I know - Pit of Despair sounds a bit over-the-top. Cliffs of Insanity, maybe? My inner drama-queen tends to resurface whenever I feel like I've been thrust back in time to my high school days.
Big hair - no.
Upturned collar and grandma's paste jewelry brooch - no.
C minus in math - check.
I earned an A in my English tech class and a C- in Mathematical Thought. I felt like I was in Mr. Anderson's geometry class all over again. I felt.......incapable.
So I pouted. I cried. I moped. I didn't write my Sunday Gratitudes because I didn't feel grateful. I ran gamut through ever single insecurity that plagued me in the 80's. My face broke out. I had dreams of being in high school, acting in the school musical and forgetting my lines.....my songs....my locker combination.....every answer to my final exams....
Mr. Wonderful let me vent. He patiently listened to all of my frustrations. When I finally stopped to breathe, Mr. Wonderful asked me one thing:
"Did you give it your best effort?"
I had to think about that for a bit. Yes, I did.
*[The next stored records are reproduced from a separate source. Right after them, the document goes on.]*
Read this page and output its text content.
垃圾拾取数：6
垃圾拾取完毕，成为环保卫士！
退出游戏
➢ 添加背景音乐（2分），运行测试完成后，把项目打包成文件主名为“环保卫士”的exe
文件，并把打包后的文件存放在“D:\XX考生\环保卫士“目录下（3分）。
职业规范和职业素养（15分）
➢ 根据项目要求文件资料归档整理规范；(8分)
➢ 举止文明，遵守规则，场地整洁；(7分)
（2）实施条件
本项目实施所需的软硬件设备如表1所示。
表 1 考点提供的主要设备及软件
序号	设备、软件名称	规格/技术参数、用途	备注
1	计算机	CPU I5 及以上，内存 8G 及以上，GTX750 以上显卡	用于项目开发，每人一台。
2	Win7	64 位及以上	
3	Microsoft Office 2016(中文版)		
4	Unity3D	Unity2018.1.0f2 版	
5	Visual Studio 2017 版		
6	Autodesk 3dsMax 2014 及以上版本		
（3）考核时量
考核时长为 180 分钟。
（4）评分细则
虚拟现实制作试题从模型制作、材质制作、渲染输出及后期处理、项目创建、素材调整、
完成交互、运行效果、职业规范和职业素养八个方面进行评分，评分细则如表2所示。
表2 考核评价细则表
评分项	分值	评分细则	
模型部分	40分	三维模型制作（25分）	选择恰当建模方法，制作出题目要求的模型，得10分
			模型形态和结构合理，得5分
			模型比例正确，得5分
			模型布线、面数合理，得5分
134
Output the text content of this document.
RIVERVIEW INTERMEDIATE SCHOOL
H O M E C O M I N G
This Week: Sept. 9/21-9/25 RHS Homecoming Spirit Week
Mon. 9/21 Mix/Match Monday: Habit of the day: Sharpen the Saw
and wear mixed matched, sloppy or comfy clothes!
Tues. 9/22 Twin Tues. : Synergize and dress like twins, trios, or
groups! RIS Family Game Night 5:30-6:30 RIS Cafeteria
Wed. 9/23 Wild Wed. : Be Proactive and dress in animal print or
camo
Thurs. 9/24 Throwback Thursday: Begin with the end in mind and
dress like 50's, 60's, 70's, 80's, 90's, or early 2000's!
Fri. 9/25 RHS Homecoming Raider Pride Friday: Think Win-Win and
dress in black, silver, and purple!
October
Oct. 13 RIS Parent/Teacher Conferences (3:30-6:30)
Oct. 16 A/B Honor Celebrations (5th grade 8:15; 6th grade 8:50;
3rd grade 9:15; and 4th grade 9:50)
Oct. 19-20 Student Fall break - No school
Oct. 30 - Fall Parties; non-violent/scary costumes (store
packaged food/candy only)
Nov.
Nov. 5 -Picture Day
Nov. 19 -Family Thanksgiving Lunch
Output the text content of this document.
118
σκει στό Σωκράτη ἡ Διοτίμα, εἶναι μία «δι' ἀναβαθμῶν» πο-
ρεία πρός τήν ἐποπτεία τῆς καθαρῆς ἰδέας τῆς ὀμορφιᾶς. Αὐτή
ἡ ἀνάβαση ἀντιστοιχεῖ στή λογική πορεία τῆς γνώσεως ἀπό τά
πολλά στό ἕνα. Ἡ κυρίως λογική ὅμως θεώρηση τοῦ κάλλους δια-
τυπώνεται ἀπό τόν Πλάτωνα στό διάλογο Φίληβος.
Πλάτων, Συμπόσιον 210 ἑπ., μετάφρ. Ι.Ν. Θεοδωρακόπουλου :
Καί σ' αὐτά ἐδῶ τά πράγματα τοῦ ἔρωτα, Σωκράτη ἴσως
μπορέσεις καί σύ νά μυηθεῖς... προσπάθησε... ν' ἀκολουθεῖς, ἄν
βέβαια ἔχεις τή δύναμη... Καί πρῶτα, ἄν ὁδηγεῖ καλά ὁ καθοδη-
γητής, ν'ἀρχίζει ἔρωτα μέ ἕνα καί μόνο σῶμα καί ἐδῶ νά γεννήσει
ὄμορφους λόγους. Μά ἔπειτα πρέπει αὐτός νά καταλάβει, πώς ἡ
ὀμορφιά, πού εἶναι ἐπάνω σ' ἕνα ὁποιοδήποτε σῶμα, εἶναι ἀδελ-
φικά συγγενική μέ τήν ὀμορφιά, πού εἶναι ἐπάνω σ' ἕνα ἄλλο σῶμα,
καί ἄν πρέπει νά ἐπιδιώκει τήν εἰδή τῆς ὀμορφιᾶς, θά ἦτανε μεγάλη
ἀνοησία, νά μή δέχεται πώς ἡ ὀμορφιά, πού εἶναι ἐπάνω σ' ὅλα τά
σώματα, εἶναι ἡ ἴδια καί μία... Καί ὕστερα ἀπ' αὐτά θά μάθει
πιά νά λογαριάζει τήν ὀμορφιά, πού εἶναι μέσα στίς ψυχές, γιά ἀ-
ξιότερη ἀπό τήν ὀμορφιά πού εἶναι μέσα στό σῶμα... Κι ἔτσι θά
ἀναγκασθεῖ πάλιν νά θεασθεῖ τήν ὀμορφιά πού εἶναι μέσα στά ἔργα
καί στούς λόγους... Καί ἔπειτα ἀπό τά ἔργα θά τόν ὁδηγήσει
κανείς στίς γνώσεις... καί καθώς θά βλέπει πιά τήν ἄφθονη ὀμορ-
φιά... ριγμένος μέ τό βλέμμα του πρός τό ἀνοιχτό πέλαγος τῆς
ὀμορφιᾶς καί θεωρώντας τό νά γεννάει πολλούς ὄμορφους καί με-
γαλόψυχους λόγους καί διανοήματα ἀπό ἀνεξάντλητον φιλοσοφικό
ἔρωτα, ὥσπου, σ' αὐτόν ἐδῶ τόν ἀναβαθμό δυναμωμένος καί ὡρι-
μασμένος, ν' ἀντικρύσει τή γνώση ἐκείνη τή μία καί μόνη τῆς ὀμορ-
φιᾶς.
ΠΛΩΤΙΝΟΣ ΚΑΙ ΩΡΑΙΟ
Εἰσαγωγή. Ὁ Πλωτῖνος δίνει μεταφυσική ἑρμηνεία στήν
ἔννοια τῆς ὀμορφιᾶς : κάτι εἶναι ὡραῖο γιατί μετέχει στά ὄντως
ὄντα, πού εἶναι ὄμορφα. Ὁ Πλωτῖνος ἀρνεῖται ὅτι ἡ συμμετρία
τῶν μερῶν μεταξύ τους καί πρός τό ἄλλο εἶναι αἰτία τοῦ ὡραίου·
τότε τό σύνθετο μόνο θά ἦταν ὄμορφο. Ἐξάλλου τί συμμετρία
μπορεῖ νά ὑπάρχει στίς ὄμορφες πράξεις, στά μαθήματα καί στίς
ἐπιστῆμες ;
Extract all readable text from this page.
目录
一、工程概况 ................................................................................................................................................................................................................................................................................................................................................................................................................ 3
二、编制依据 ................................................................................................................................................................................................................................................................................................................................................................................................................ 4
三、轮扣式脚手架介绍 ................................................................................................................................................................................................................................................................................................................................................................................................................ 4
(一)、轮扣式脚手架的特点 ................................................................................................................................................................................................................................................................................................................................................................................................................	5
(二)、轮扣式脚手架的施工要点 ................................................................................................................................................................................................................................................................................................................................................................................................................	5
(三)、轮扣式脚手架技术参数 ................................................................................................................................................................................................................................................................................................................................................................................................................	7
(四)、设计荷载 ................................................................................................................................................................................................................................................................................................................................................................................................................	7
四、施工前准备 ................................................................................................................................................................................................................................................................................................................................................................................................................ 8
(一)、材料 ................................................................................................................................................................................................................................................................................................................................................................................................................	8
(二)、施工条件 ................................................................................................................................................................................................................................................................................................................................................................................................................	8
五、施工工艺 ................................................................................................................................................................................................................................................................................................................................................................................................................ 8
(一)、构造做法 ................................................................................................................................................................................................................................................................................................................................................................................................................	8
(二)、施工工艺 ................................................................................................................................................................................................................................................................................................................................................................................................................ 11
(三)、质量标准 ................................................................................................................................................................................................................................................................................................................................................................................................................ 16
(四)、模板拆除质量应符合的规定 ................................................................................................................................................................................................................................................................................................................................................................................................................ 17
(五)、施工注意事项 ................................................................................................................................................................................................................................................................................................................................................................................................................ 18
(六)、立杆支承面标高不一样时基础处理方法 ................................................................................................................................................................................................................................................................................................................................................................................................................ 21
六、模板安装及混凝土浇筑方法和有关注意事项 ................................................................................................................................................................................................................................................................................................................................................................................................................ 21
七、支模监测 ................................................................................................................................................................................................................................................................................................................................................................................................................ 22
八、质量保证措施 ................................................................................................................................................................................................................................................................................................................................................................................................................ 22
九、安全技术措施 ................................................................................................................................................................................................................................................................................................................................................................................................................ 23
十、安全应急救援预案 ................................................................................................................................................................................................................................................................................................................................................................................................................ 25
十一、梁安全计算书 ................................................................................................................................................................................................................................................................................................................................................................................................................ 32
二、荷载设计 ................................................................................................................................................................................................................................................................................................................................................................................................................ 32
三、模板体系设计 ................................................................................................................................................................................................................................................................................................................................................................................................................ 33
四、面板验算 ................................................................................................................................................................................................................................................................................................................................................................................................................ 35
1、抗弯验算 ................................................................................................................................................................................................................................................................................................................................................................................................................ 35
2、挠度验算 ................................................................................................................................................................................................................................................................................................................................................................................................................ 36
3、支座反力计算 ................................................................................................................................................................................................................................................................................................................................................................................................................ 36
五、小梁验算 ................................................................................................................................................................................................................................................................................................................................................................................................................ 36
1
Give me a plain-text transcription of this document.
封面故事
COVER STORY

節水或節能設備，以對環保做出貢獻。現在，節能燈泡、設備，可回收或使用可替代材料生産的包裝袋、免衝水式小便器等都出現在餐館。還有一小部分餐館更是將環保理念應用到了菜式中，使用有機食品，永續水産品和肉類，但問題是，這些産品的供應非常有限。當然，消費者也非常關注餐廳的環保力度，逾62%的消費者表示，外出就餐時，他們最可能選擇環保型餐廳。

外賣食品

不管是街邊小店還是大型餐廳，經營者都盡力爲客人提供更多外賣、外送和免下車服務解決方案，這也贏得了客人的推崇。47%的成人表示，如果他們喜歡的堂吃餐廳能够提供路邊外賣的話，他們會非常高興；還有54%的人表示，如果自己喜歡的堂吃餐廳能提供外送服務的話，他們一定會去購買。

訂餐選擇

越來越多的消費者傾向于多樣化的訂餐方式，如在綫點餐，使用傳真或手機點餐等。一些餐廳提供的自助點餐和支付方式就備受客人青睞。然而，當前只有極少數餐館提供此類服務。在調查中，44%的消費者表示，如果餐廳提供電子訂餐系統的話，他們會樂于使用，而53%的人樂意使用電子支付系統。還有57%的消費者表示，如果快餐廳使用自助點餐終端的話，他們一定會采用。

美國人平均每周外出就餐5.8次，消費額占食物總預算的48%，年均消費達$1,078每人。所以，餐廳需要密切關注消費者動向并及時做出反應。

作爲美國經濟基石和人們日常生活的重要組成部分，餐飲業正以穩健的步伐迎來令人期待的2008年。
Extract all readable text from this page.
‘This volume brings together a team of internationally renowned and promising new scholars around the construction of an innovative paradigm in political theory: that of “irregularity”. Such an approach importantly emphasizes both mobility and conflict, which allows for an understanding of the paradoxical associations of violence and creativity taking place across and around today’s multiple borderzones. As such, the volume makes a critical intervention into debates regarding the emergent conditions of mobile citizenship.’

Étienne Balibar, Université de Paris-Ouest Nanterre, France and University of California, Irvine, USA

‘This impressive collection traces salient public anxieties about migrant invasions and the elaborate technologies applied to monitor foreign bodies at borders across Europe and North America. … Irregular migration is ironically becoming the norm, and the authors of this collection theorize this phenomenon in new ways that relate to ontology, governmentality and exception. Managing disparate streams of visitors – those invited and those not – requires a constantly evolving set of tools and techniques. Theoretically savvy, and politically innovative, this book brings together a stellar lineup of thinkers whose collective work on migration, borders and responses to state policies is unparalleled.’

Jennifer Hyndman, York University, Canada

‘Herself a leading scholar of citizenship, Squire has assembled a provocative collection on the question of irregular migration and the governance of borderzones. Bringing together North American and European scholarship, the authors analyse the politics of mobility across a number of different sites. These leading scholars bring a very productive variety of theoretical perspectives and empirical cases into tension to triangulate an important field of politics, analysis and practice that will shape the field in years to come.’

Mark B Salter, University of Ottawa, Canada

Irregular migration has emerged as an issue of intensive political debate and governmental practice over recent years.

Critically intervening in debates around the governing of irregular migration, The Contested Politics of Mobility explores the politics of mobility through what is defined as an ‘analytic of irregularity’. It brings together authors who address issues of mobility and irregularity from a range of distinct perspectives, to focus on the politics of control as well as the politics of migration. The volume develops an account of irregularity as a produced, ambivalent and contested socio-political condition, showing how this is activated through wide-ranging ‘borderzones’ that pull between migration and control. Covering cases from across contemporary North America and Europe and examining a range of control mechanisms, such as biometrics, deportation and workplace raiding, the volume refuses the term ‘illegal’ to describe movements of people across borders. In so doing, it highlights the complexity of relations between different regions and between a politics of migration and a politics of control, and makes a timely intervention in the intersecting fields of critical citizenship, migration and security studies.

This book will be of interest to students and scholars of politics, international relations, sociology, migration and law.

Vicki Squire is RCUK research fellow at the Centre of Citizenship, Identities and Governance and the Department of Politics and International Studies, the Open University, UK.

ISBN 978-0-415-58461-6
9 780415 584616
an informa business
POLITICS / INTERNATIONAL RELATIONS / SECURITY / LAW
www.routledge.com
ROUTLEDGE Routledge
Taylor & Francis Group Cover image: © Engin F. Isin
I gave it my best effort with four kids, a 5th temporary child whom we were taking care of until Family Services could find him a foster home, taking care of our home, a math professor who did not like my essay answers and who taught far beyond the parameters of the course, and all of the crazy things that have happened this summer.
When I went through all that I realized that I could then let it go. I have received all A's so far in the past year. A low grade in math was incredibly disappointing to me but it doesn't define who I am.
I now have three weeks to read Maeve Binchy, try new recipes, take my kids on fun trips, and decompress. I plan to take full advantage of no school. No textbooks. Double gratitudes on Sunday. A catchup blog post about The Love Magnet's 7th Birthday and Tea party.
NO TEXTBOOKS! WOO-HOO!!!
PS: Today I received my shipment of textbooks. It's taking all of my willpower not to open them and explore the world of Clinical Phonetics, Deaf Studies and Basic Sign, and Language Science and Development.